Wien/Athen/Aga/Ag. Griechenland steht (wieder einmal) eine turbulente Entscheidungswoche bevor: Morgen, Mittwoch, wird im Parlament über das neue, 13,5 Milliarden Euro schwere Sparpaket abgestimmt, das Voraussetzung für die nächste Hilfstranche der internationalen Geldgeber aus EU, Europäischer Zentralbank (EZB) und Internationalem Währungsfonds (IWF) ist.

Sollte keine Mehrheit für das von der Regierung ausverhandelte Paket zustande kommen, droht der Staatsbankrott. Die Zeit drängt: Schon Ende nächster Woche braucht Griechenland theoretisch frisches Geld. Allerdings erwartet Athen die Auszahlung der Tranche in Höhe von 31,5 Milliarden Euro nicht vor Ende des Monats, wie „Die Presse“ aus griechischen Regierungskreisen erfuhr. Bei einem Treffen der Finanzminister der Eurozone am kommenden Montag soll jedenfalls eine Entscheidung über die Freigabe gefällt werden.
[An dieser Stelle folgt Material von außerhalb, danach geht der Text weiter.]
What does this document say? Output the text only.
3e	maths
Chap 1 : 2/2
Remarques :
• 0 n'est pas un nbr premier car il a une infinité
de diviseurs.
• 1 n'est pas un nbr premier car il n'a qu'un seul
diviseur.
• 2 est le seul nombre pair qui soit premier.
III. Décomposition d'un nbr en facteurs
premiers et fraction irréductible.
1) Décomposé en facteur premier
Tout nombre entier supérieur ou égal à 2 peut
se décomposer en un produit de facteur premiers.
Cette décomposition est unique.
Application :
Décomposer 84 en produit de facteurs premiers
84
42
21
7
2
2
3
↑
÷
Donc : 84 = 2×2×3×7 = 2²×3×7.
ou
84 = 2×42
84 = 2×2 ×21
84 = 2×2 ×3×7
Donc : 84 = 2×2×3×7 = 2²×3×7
Die Abstimmung im Parlament ist ein Test für den Zusammenhalt der Koalition von Regierungschef Antonis Samaras. Zwar verfügt die Koalition mit 175 von 300 Abgeordneten über eine komfortable Mehrheit – verzichten muss der Premier aber auf die 16 Abgeordneten der kleinen linksdemokratischen Partei Dimar, die sich gegen die Arbeitsmarktreformen stellt.

In der Bevölkerung sind die angekündigten Maßnahmen – darunter fallen unter anderem Einschnitte bei Gehältern und Pensionen, ein Stellenabbau im öffentlichen Dienst und eine Deregulierung des Arbeitsmarkts – ohnehin unbeliebt: Bereits gestern sorgten Streiks gegen das Sparprogramm für erhebliche Behinderungen. Radio und Fernsehen sendeten keine Nachrichten, weil Journalisten ihre Arbeit niedergelegt hatten; in Athen fuhren weder U-Bahnen, Straßenbahnen noch Taxis, Krankenhäuser behandelten nur Notfälle.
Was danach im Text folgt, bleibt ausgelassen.